Remarquables acteurs, ils donnent vie au caractère comique qui l'emporte sur
le drame à l'Acte I. Le quotidien des acteurs de la Comédie Française du
XVIIIe siècle prend vie : comédiens et techniciens s'agitent autour de
l'actrice star, les passions se nouent et sont dissimulées tandis que les
riches viennent faire leur cour. Les robes froufroutent, les parures
brillent et nobles en quête d'aventures, abbé en goguette ou régisseur
secrètement amoureux se livrent avec art à autant de mimiques que de gestes
surfaits qui fonctionnent parfaitement auprès du spectateur.
Ce
premier Acte suffit en outre à caractériser les personnages secondaires de
l'œuvre. Michonnet trouve en Alessandro Corbelli un baryton qui a l'âge du
rôle mais la voix mûre et toujours sûre. Au service d'Adrienne Lecouvreur,
son amour non exprimé est bien porté par le chanteur qui en fait un
personnage touchant et humble. Personnages typiques d'un siècle frivole
aux cloisonnements étanches, le Prince de Bouillon forme un duo exquis avec
l'Abbé de Chazeuil, le religieux dévergondé. Cilea leur a consacré peu de
mesures mais cette économie suffit à apporter un véritable relief
dramatique. La basse Maurizio Muraro campe un Prince de comédie avec aisance
et justesse, tandis que le ténor Bonaventura Bottone interprète un abbé aux
abois, pétri de désirs. Aucune caricature, aucun trait forcé n'est à
déplorer ici encore.
La Princesse de Bouillon, celle dont les fleurs
empoisonneront l'héroïne, est entièrement vêtue de sombre. Olga Borodina use
de son timbre chaud et puissant de mezzo-soprano pour incarner la noirceur
de l'œuvre. On l'appréciera en particulier dans l'Acte II, nocturne et
inquiétant.
Mais Adriana Lecouvreur est avant tout un opéra qui
repose sur ses deux principaux interprètes. Angela Gheorghiu et Jonas
Kaufmann forment un couple magnifique. Angela Gheorghiu incarne le rôle
d'Adrienne de la même remarquable manière que les autres héroïnes de son
répertoire : sans faille, avec des tenues de notes électrisantes dans les
aigus forte ou chuchotées dans les moments de tendresse et d'intimité.

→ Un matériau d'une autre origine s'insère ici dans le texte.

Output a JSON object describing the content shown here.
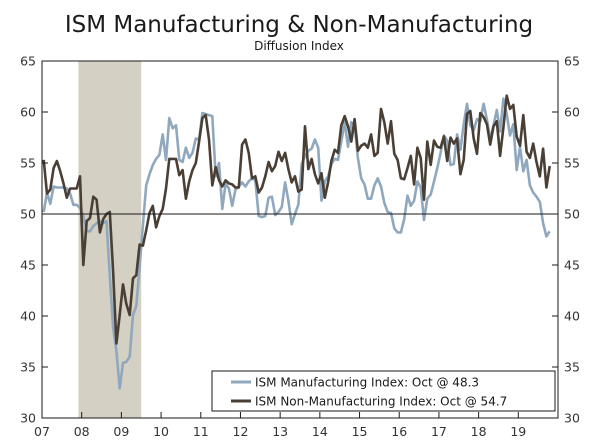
{
  "chart_data": {
    "type": "line",
    "title": "ISM Manufacturing & Non-Manufacturing",
    "subtitle": "Diffusion Index",
    "x_ticks": [
      "07",
      "08",
      "09",
      "10",
      "11",
      "12",
      "13",
      "14",
      "15",
      "16",
      "17",
      "18",
      "19"
    ],
    "x_range": [
      "2007-01",
      "2019-12"
    ],
    "y_ticks_left": [
      30,
      35,
      40,
      45,
      50,
      55,
      60,
      65
    ],
    "y_ticks_right": [
      30,
      35,
      40,
      45,
      50,
      55,
      60,
      65
    ],
    "ylim": [
      30,
      65
    ],
    "reference_line": 50,
    "grid": false,
    "legend_position": "bottom-right",
    "recession_shading": {
      "start": "2007-12",
      "end": "2009-06",
      "color": "#d5d0c4"
    },
    "series": [
      {
        "name": "ISM Manufacturing Index: Oct @ 48.3",
        "color": "#8fa8bd",
        "start": "2007-01",
        "frequency": "monthly",
        "values": [
          50.2,
          52.1,
          51.0,
          52.7,
          52.6,
          52.6,
          52.6,
          52.5,
          52.0,
          50.9,
          50.9,
          50.6,
          49.8,
          48.3,
          48.3,
          48.8,
          49.1,
          49.3,
          49.1,
          49.3,
          43.9,
          38.9,
          36.6,
          32.9,
          35.4,
          35.5,
          36.0,
          40.1,
          41.0,
          44.8,
          48.9,
          52.8,
          53.9,
          54.8,
          55.4,
          55.8,
          57.8,
          55.3,
          59.4,
          58.4,
          58.7,
          55.3,
          55.1,
          56.5,
          55.5,
          56.0,
          57.4,
          57.3,
          59.9,
          59.8,
          59.7,
          59.6,
          53.7,
          55.0,
          50.5,
          53.0,
          52.5,
          50.8,
          52.4,
          52.7,
          53.1,
          52.7,
          53.2,
          53.5,
          53.3,
          49.8,
          49.7,
          49.8,
          51.6,
          51.7,
          49.9,
          50.2,
          50.7,
          53.1,
          51.3,
          49.0,
          50.0,
          50.9,
          54.9,
          55.7,
          56.2,
          56.4,
          57.3,
          56.5,
          51.3,
          53.2,
          53.7,
          54.9,
          55.4,
          55.3,
          57.1,
          59.0,
          56.6,
          59.0,
          58.7,
          55.5,
          53.5,
          52.9,
          51.5,
          51.5,
          52.8,
          53.5,
          52.7,
          51.1,
          50.2,
          50.1,
          48.6,
          48.2,
          48.2,
          49.5,
          51.8,
          50.8,
          51.3,
          53.2,
          52.6,
          49.4,
          51.5,
          51.9,
          53.2,
          54.5,
          56.0,
          57.7,
          57.2,
          54.8,
          54.9,
          57.8,
          56.3,
          58.8,
          60.8,
          58.7,
          58.2,
          59.3,
          59.1,
          60.8,
          59.3,
          57.3,
          58.7,
          60.2,
          58.1,
          61.3,
          59.8,
          57.7,
          58.8,
          54.3,
          56.6,
          54.2,
          55.3,
          52.8,
          52.1,
          51.7,
          51.2,
          49.1,
          47.8,
          48.3
        ]
      },
      {
        "name": "ISM Non-Manufacturing Index: Oct @ 54.7",
        "color": "#4a3f35",
        "start": "2007-01",
        "frequency": "monthly",
        "values": [
          55.3,
          52.0,
          52.4,
          54.5,
          55.2,
          54.2,
          53.0,
          51.6,
          52.5,
          52.5,
          52.5,
          53.7,
          45.0,
          49.3,
          49.6,
          51.7,
          51.4,
          48.2,
          49.5,
          50.0,
          50.2,
          44.4,
          37.3,
          40.1,
          43.1,
          41.2,
          40.1,
          43.7,
          44.0,
          47.0,
          46.9,
          48.4,
          50.1,
          50.8,
          48.7,
          49.8,
          50.5,
          52.5,
          55.4,
          55.4,
          55.4,
          53.8,
          54.3,
          51.5,
          53.2,
          54.3,
          55.0,
          57.1,
          59.4,
          59.7,
          57.3,
          52.8,
          54.6,
          53.3,
          52.7,
          53.3,
          53.0,
          52.9,
          52.6,
          52.6,
          56.8,
          57.3,
          56.0,
          53.5,
          53.7,
          52.1,
          52.6,
          53.7,
          55.1,
          54.2,
          54.7,
          56.1,
          55.2,
          56.0,
          54.4,
          53.1,
          53.7,
          52.2,
          52.4,
          58.6,
          54.4,
          55.4,
          53.9,
          53.0,
          54.0,
          51.6,
          53.1,
          55.2,
          56.3,
          56.0,
          58.7,
          59.6,
          58.6,
          57.1,
          59.3,
          56.2,
          56.7,
          56.9,
          56.5,
          57.8,
          55.7,
          56.0,
          60.3,
          59.0,
          56.9,
          59.1,
          55.9,
          55.3,
          53.5,
          53.4,
          54.5,
          55.7,
          52.9,
          56.5,
          55.5,
          51.4,
          57.1,
          54.8,
          57.2,
          56.6,
          56.5,
          57.6,
          55.2,
          57.5,
          56.9,
          57.4,
          53.9,
          55.3,
          59.8,
          60.1,
          57.4,
          55.9,
          59.9,
          59.5,
          58.8,
          56.8,
          58.6,
          59.1,
          55.7,
          58.5,
          61.6,
          60.3,
          60.7,
          57.6,
          56.7,
          59.7,
          56.1,
          55.5,
          56.9,
          55.1,
          53.7,
          56.4,
          52.6,
          54.7
        ]
      }
    ]
  }
}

La
soprano chante et joue la frivolité, le drame et la mort à la perfection,
soutenue il est vrai par la qualité de l'écriture musicale. Son
parler-chanter durant la déclamation de Phèdre est un modèle du genre.
Le ténor héroïque allemand Jonas Kaufmann n'est pas en reste et
sa puissance colorée, son chant extraordinairement naturel et un jeu
scénique subtil servent un Maurizio idéal. Le spectateur se montrera
certainement sensible à de petits détails d'interprétation, comme l'habile
retournement de situation montrant Morizio, embarrassé d'une fleur, l'offrir
à la Princesse à laquelle elle n'était pas destinée ! Une caméra, par un
judicieux gros plan, vient souligner le comique de cette situation purement
théâtrale.
L'Orchestre de la Royal Opera House se montre
tout aussi à l'aise dans cette Adriana Lecouvreur que dans la remarquable et
récente Traviata avec Renée Fleming. La direction de Mark Elder est idéale.
Nous avions beaucoup apprécié son Billy Budd à Glyndebourne avec le London
Philharmonic Orchestra, et il convient de lui attribuer une part non
négligeable à la réussite de cette belle production.